Al Gore launches Safe Climate Australia

July 19, 2009
Issue 

"We as human beings tend to confuse the unprecedented with the improbable", former US vice-president Al Gore told the July 13 launch of the new environmental NGO, Safe Climate Australia (SCA). Present were 1000 invited guests including environment activists, business representatives and professionals working in related fields.

Gore, who described himself as a "recovering politician", expressed his support for PM Kevin Rudd and said the US and Australian government legislation to deal with climate change (in Australia, the Carbon Pollution Reduction Scheme) was the best the current political system could deliver.

However, he also suggested that even the world's most leading responses still fell short of what was required to avert the increasingly probable disaster of runaway climate change.

SCA says its purpose "is to identify and catalyse action on the societal transformations and solutions needed to achieve a safe climate for Australia, and for the planet, at emergency speed".

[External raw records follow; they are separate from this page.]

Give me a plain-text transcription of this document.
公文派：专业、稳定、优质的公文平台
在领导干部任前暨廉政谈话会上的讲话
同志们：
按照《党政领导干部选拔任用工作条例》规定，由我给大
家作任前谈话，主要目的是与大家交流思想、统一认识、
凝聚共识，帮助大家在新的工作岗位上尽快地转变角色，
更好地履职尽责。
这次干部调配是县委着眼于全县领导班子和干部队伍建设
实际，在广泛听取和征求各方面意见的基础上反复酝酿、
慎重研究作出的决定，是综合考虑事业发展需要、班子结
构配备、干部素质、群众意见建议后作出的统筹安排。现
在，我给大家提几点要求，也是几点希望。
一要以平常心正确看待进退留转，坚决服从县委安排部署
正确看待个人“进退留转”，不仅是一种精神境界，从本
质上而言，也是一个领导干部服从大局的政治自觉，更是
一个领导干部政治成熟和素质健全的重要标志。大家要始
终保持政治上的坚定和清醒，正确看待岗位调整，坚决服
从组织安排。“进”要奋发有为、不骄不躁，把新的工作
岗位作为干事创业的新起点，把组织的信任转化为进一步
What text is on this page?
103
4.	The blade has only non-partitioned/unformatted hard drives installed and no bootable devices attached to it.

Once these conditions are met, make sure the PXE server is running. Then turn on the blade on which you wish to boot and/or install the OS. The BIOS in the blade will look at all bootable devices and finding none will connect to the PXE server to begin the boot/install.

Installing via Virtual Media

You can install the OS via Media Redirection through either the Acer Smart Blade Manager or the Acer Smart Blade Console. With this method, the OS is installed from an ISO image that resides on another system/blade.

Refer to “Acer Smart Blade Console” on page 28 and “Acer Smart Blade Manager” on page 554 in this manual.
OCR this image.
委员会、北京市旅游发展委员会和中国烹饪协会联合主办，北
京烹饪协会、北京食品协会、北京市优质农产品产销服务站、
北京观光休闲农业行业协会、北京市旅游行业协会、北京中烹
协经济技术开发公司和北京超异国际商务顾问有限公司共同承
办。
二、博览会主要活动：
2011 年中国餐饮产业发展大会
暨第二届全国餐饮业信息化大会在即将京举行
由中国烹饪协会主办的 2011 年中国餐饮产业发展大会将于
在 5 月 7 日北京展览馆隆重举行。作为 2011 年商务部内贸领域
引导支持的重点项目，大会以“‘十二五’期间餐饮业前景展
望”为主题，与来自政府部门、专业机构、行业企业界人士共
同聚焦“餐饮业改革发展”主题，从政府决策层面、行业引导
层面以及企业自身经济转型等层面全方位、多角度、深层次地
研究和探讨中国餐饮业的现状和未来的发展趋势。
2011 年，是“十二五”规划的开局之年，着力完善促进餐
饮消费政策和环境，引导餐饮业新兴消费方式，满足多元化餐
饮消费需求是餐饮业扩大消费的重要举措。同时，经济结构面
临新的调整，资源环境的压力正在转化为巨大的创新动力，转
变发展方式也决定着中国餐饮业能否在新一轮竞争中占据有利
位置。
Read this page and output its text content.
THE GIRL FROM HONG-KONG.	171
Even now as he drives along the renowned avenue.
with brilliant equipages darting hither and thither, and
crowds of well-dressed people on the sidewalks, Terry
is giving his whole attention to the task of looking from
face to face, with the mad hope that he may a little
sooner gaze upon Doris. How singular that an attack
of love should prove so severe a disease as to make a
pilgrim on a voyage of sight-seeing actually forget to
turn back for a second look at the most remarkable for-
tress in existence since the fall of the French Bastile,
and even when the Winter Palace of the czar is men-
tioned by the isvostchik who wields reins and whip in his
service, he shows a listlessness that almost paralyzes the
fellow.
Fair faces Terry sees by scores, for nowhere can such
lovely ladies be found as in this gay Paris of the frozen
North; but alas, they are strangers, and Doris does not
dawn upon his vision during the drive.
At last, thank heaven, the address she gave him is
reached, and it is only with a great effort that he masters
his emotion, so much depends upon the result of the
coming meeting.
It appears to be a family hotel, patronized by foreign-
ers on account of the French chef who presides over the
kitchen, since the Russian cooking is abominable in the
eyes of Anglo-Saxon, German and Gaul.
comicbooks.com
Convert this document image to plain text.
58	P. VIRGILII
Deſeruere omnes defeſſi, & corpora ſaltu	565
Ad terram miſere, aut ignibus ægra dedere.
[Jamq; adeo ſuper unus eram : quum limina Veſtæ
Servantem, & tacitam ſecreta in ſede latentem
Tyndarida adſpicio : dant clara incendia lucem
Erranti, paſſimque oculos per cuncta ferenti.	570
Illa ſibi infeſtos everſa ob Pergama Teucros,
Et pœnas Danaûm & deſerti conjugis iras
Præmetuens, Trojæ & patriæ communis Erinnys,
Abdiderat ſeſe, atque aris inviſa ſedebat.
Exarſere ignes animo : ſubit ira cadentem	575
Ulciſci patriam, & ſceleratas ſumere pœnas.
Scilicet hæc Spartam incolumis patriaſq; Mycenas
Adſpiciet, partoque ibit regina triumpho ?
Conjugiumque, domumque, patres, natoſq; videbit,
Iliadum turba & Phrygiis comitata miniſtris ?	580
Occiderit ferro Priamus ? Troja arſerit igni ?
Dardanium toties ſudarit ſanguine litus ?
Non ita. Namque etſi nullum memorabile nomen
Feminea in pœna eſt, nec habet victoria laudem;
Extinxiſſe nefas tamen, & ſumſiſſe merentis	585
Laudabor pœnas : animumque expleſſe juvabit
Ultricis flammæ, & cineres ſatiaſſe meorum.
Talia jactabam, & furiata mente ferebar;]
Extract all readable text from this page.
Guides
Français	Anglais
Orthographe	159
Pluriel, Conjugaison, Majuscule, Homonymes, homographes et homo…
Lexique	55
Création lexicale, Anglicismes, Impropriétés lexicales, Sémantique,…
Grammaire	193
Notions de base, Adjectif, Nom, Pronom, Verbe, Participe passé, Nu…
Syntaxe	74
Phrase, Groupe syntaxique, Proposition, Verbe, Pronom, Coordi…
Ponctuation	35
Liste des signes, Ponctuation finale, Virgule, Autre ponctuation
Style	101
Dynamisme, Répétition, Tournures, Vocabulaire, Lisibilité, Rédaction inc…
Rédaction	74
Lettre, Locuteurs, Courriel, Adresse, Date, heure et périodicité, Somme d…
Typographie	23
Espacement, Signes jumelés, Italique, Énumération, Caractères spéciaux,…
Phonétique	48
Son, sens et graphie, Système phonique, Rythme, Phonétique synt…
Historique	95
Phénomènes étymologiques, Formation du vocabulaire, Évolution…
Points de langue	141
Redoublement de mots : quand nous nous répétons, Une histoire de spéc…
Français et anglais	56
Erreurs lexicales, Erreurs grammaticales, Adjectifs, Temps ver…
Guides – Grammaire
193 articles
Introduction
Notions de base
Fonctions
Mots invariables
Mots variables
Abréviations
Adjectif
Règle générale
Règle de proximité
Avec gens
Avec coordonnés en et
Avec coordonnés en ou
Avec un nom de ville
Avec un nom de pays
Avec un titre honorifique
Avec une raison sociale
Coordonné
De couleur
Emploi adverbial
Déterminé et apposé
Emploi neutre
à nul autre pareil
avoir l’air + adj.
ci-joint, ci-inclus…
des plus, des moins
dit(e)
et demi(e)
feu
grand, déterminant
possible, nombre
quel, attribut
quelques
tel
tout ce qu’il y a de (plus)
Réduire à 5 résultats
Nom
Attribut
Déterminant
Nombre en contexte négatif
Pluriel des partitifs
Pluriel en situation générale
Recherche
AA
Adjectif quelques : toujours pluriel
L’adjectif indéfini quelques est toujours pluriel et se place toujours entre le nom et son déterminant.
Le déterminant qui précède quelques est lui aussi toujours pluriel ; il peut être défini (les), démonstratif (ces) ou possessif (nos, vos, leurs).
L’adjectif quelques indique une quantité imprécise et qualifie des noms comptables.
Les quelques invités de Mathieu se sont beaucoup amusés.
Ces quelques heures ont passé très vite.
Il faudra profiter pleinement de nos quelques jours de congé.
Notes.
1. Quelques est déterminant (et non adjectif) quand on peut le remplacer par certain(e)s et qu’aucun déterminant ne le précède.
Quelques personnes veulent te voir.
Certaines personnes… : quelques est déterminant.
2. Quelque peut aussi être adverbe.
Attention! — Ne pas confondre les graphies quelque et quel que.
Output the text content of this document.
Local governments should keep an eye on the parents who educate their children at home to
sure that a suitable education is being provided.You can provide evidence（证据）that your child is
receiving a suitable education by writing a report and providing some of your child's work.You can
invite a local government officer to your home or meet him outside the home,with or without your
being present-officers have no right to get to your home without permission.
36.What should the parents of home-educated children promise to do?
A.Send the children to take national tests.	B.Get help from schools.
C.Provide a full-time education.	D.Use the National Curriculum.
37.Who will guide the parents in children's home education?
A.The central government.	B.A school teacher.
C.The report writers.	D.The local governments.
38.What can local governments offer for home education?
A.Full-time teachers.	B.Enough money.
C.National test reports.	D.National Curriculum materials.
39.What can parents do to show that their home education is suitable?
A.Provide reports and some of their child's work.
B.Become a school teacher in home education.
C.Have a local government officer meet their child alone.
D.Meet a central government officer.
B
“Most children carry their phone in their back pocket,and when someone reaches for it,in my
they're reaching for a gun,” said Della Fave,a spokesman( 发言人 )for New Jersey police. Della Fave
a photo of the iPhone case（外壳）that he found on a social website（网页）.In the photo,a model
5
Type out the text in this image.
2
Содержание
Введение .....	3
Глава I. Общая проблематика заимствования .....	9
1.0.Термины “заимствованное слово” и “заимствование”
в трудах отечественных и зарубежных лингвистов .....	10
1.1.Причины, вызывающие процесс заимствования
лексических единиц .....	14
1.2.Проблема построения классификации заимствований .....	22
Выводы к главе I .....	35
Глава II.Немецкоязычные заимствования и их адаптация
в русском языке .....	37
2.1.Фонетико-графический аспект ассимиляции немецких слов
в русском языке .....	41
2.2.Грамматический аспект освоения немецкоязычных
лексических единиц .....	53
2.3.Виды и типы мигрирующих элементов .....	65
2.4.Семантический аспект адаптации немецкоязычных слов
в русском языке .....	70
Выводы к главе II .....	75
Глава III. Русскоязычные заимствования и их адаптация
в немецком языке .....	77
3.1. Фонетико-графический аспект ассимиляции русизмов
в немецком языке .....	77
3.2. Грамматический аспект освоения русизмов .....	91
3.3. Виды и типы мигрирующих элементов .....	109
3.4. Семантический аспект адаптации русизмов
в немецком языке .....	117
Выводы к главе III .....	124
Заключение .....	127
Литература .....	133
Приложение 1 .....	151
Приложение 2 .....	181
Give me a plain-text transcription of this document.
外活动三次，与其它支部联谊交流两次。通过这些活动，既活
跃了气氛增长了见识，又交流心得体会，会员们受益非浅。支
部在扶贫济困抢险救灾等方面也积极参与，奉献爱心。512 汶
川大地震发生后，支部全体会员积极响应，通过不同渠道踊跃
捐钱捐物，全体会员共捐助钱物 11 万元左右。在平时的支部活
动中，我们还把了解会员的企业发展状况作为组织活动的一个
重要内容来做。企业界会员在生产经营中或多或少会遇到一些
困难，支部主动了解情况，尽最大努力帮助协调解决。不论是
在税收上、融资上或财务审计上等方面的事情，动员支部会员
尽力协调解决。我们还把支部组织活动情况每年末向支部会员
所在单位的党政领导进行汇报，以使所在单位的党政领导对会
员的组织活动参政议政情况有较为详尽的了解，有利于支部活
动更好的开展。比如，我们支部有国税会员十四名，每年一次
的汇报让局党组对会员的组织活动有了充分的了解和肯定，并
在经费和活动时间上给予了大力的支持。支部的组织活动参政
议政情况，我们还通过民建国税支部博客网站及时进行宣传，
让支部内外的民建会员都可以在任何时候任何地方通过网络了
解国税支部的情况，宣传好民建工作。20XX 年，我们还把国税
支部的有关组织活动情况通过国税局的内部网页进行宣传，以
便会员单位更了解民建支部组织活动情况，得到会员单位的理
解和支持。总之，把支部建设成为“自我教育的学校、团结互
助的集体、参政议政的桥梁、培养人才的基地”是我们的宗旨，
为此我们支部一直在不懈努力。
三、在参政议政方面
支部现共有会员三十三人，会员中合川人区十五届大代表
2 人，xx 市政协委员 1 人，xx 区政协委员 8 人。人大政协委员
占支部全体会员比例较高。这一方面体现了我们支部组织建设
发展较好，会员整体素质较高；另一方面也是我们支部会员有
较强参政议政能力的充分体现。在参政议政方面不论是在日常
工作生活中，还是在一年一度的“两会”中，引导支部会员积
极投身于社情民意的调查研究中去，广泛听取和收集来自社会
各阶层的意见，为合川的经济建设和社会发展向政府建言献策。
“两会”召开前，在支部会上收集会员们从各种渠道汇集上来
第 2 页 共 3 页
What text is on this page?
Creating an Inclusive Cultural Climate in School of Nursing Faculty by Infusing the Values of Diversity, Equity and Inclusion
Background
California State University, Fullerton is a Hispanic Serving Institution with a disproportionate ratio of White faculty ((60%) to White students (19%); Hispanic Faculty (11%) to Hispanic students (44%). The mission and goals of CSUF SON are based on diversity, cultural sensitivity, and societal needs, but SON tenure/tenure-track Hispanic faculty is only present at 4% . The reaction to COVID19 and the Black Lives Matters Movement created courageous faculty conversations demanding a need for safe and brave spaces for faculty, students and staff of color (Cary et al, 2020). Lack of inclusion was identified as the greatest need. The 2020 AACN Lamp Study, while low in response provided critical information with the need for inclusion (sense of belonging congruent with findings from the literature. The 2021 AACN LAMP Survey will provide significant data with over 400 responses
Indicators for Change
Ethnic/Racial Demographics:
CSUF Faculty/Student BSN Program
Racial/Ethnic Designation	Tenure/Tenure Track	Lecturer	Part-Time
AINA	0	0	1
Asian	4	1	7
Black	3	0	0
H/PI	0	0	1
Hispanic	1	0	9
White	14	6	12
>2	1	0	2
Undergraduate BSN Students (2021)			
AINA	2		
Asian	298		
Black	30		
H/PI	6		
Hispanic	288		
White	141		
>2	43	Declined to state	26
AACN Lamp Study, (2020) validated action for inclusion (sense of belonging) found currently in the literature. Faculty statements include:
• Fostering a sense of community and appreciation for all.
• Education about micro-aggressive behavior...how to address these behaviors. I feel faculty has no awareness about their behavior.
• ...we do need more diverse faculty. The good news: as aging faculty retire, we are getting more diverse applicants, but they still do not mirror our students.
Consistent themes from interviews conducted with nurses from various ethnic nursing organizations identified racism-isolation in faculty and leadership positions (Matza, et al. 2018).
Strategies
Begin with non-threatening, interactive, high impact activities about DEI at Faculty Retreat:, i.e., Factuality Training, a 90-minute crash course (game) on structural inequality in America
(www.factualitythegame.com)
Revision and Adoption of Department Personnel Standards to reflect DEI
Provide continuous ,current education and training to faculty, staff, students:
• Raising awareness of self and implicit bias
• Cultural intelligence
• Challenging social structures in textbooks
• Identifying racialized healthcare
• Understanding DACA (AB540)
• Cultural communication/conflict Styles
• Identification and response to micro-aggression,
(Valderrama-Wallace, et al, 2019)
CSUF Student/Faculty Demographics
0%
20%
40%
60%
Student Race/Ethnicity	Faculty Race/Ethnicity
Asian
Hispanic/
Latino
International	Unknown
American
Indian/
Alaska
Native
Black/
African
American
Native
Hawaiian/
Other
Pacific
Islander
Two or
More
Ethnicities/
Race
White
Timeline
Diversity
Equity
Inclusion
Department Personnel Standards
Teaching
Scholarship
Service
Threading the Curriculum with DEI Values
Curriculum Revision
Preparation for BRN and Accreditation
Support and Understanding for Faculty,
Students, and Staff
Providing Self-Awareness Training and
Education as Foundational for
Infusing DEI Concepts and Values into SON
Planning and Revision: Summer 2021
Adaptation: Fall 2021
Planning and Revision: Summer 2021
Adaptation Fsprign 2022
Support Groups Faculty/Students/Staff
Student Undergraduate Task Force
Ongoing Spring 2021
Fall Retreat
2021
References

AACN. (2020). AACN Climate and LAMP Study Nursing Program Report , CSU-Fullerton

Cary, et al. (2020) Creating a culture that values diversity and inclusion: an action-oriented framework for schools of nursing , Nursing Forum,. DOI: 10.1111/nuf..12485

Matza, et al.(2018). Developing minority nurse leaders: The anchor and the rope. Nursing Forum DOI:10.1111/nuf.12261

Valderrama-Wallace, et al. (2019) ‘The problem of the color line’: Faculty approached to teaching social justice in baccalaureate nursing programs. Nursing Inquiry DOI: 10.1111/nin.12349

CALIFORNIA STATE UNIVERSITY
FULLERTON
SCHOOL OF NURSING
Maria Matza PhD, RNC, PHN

SCA founder Ove Hoegh-Guldberg, a scientific authority on the Great Barrier Reef, told the meeting that 30% of the reef had been lost and the rest would follow if climate change continued. He said the climate would end up "unlike anything seen in 20 million years" if people did not take action. He called for a campaign to achieve zero carbon emissions within the next decade.

Ian Dunlop, former chair of the Australian Coal Association and SCA founder, told the function: "Despite two decades of global negotiations virtually nothing has been done."
He said SCA would fund research based on scientific reality, not what is narrowly thought to be politically possible. He appealed to the crowd to help raise $1.5 million each year for three years to fund its research.

Dunlop also launched the fundraising event, "Run for a Safe Climate". In November, 35 emergency services workers will undertake a 6000km run linking many of Australia's climate-sensitive natural icons to draw attention to the threat of climate change.

Sponsors included VicSuper, Pacific Hydro, the Environmental Protection Authority and Mercedes Benz.